Salvias and Chrysanthemums are the most prolific flowers in the garden now, and are beloved by the pollinators.
Salvia confertiflora made it clear that she would not share the stage with anyone in pink, so I have 2 vases, one with the pink Salvia involucrata ‘Bethellii’, ‘Boutin’ and ‘Mulberry Jam’ as well as the lovely scented rose ‘Nahema’.
Confertiflora is accompanied by Rose ‘Abraham Darby’ rosebuds and my new Osteospermum ‘Teracotta’ as well as Salvias ‘Black Knight’, ‘Indigo Spires’, leucantha, uliginosa, and Mexican Salvia. There are also a few of the small leafed salvia flowers, Salvia microphylla ‘Royal Bumble’. These are robust but slow growing for me, and are still relatively short leaving them prone to being overwhelmed by faster growing plants.
‘Indigo Spires’ is large and floppy but manages to weave itself through other plants, and is a big favourite of many pollinators. Leucantha is the current choice of honey bees, where they often take advantage of flowers which have been pierced by bumble bees.
A Wool Carder bee had claimed one area of Indigo Spires which is growing next to and through an ‘Ember’s Wish’, and kept harrying a Monarch butterfly which was feeding there as well.
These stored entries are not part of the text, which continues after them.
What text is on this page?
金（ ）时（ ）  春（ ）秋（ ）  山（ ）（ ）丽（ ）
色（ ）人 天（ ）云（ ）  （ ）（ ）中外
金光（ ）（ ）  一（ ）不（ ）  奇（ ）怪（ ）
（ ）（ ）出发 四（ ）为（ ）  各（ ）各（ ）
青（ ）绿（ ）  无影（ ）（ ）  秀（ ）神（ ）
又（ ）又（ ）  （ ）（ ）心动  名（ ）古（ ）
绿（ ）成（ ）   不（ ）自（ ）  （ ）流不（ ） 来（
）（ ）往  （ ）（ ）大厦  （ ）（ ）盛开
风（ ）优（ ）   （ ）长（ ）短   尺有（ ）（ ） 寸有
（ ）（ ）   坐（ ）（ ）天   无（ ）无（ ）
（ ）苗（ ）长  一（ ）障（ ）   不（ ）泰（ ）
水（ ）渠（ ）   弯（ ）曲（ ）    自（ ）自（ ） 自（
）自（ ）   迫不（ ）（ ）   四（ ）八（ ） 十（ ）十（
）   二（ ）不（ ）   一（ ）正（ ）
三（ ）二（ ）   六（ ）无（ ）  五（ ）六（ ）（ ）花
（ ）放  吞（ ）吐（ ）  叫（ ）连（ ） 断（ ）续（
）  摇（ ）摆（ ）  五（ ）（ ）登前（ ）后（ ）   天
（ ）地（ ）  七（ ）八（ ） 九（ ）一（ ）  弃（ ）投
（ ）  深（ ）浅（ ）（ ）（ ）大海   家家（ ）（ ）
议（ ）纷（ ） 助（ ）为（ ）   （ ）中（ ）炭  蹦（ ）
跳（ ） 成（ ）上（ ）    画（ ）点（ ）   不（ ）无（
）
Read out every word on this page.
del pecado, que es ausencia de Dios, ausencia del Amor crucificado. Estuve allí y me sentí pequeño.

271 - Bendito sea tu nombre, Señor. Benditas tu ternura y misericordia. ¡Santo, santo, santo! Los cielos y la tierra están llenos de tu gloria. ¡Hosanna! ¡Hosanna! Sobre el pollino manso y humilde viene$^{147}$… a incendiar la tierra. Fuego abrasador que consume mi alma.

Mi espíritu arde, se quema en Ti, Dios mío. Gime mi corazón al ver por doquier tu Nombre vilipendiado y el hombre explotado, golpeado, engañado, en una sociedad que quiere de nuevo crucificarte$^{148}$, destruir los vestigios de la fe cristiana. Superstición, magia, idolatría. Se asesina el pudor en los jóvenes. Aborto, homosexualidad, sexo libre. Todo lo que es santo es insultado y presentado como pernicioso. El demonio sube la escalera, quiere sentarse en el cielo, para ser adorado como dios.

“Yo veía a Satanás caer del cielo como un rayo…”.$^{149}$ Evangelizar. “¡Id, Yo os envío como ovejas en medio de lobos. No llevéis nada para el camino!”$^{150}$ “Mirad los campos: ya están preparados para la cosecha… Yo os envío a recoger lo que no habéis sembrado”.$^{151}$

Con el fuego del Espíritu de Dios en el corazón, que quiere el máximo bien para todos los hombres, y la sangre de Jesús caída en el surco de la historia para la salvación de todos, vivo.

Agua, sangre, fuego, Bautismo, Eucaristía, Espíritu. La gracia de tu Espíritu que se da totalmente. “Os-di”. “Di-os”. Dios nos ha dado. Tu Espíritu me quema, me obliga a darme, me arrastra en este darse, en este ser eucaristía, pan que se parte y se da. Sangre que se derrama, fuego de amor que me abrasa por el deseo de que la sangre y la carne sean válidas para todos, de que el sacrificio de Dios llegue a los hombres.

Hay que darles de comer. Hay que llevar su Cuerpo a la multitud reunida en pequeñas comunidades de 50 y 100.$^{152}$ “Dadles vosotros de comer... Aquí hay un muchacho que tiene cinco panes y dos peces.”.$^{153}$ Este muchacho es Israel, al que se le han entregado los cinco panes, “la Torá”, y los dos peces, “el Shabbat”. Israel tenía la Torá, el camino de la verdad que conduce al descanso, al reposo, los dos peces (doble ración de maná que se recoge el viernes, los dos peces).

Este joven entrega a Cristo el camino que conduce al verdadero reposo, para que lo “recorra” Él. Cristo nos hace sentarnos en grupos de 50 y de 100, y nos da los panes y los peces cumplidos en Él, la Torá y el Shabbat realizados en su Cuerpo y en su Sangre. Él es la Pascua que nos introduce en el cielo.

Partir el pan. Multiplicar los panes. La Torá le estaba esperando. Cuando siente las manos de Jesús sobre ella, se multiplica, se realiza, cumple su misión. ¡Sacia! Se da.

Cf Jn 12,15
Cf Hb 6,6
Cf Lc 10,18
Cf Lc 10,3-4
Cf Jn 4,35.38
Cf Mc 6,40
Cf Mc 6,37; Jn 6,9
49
Both the Monarch and the bee had very damaged wings, seemingly causing them no issues with flying.
In a Vase on Monday is hosted by Cathy at Rambling in the Garden, featuring flowers from around the world, both Spring and Autumn.
19 thoughts on “In a Vase on Monday – mostly Salvias”
I love Salvias!
Thank you 🙂
What a lovely range of salvias – is the red spiky bloom a salvia too? The certainly add shape and colour to the vases – and do any of them have scented leaves too? Thanks for sharing
Hi Cathy, the spikey reddish one is the confertiflora – it’s more that strange orangey- coral close up. Some are very scented, the Uliginosa is quite smelly but it’s flowers are such a pretty pure blue.
Your second vase really does look autumnal, only to be expected, I suppose! The Salvias all work well in your vases; I’m growing some in the cut flower beds this year; sadly I think all my Indigo Spires died during our cold winter and I didn’t have any cuttings in the greenhouse this year; it’s a shame as it is one of my favourites.
It is great, and easy to grow from cuttings – if the soil is good I often just poke it into the ground. Mine often falls over in the wind but still keeps flowering. I will take some cuttings in the greenhouse just in case of a heavy frost. Did you trim yours too make it bush? Mine grows in long strands all over the place.
No I didn’t cut mine. If I find any growing around the garden in more protected spots I’ll give it a try.
The first vase is so summery, but the second definitely looks like autumn. I love the red salvia next to that lime green. 🙂
Thank you 🙂 It is certainly Autumn and will be more of a challenge from now on.
Cheerful arrangements. It’s nice to see the Monarch butterfly.
They were pretty much plonked in the vases – the spikes shapes are probably better as an accent than being the whole vase I think. I love having the Monarchs around.
Just lovely, do you think you will end up with sage honey?
I suppose that could happen, although there are so many other plants around I imagine it would be a small component. I’ve put in a cover crop of mustard so that will be there for them in winter if all goes well.
Wildflower honey, then?
I’ll be happy with any honey 🙂
I still am amazed to see Monarchs naturalized there. Sadly, our populations continue to struggle. 😦
I hadn’t realized how many different salvias were available. Yours are beautiful, Cath! I love them and wish they bloomed all summer and not just late. I plan on experimenting with a few more this year.
Some of them bloom earlier in summer for me, I have a couple versions of culinary sage with big bright purple blooms and they are much earlier. The big leaved ones go earlier as well.
I have a friend with a warm sheltered garden in the city and I have brought caterpillars from her garden every year when her many swan plants start to get eaten. (I have potted swan plants which I use as transporters) They seem to be coming back now, but are threatened by bugs and wasps and disease at my place. It’s glorious to see them floating around and lovely to see them drinking from the flowers.
Leucantha used to stop traffic in my former garden…why have I not planted it here? Both of your vases are stunning.
Thank you Rickii, It is getting on for traffic stopping as it’s growing out into the driveway and blocking the gate,. 🙂 But I wouldn’t be without it.